A new book tells the historical accounts of two of the most successful writers of the 20th Century during World War One – J.R.R. Tolkien and C.S.Lewis. ‘A Hobbit, a Wardrobe, and a Great War’ is written by historian Joseph Loconte and it mixes reality with biography of the two authors and their role in World War One.
Loconte has used a variety of materials to include in and form the book including accounts from the literary world, military historians, as well as correspondence from the writers themselves.
Loconte considers how the advances in technology and military capabilities prior to World War One made the war inevitable, but also gave the nations involved the false sense that a war could be quick and decisive.
Leaders across the world believed they were taking part in a ‘holy war’ to defend and protect their cultural and religious roots. The German Kaiser called the German people as ‘chosen by God’ and he believed that he had been chosen to rule Germany by God.
It was the Battle of the Somme that extinguished all of that. It was one of the deadliest and bloodiest battles ever seen. Young men from Britain, France and the Allies along with the Germans joined up to fight on the frontline, because they believed they were fighting for their civilisation, the National Review reports.
Sir Winston Churchill was just 26 years old at the time and had just been elected to the House of Commons in Britain. Loconte comments that Churchill was not so positive towards the start of the war. He warned that such a conflict would end in ruin and exhaustion of all nations involved.

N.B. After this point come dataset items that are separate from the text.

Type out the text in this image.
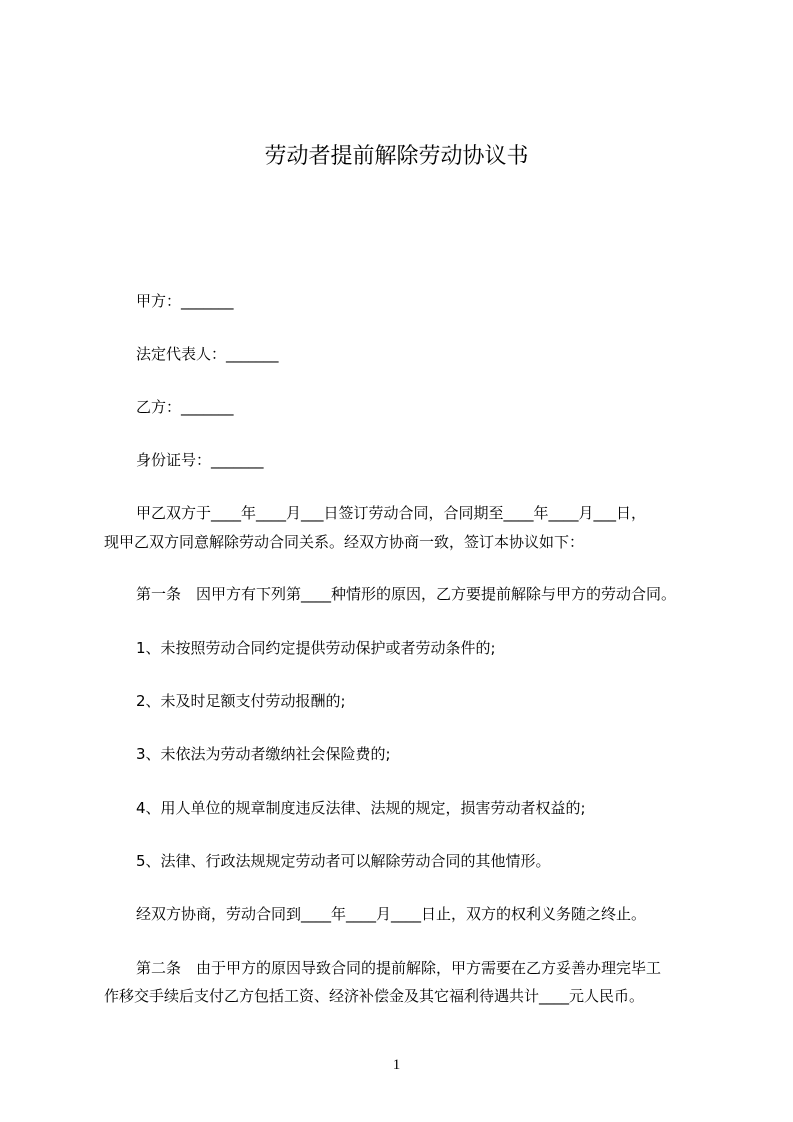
劳动者提前解除劳动协议书
甲方：_______
法定代表人：_______
乙方：_______
身份证号：_______
甲乙双方于____年____月___日签订劳动合同，合同期至____年____月___日，
现甲乙双方同意解除劳动合同关系。经双方协商一致，签订本协议如下：
第一条　因甲方有下列第____种情形的原因，乙方要提前解除与甲方的劳动合同。
1、未按照劳动合同约定提供劳动保护或者劳动条件的;
2、未及时足额支付劳动报酬的;
3、未依法为劳动者缴纳社会保险费的;
4、用人单位的规章制度违反法律、法规的规定，损害劳动者权益的;
5、法律、行政法规规定劳动者可以解除劳动合同的其他情形。
经双方协商，劳动合同到____年____月____日止，双方的权利义务随之终止。
第二条　由于甲方的原因导致合同的提前解除，甲方需要在乙方妥善办理完毕工
作移交手续后支付乙方包括工资、经济补偿金及其它福利待遇共计____元人民币。
1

Neither Tolkien nor Lewis were eager towards the war, but mainly for personal reasons. Tolkien’s son, Michael went on to later serve in World War Two and he told him that in his day young men had to join up otherwise they were frowned upon.
Tolkien was 22 when World War Two began and waited until he absolutely had to join the army in 1916.He was sent to France with his battalion and they joined the Battle of the Somme on its third day. He suffered exhaustion, and saw the horrors of the frontline, but survived when he contracted trench fever and was sent home to recover.
Lewis was just 16 years old when the war broke out and he hoped that it would be over before he would be forced to enlist. However in 1918, when Lewis turned 18, he attended officer’s training in Oxford and joined the Somerset Light Infantry before being sent to France. He spent three months on the frontline before also contracting trench fever and was deployed to the north of France to recover.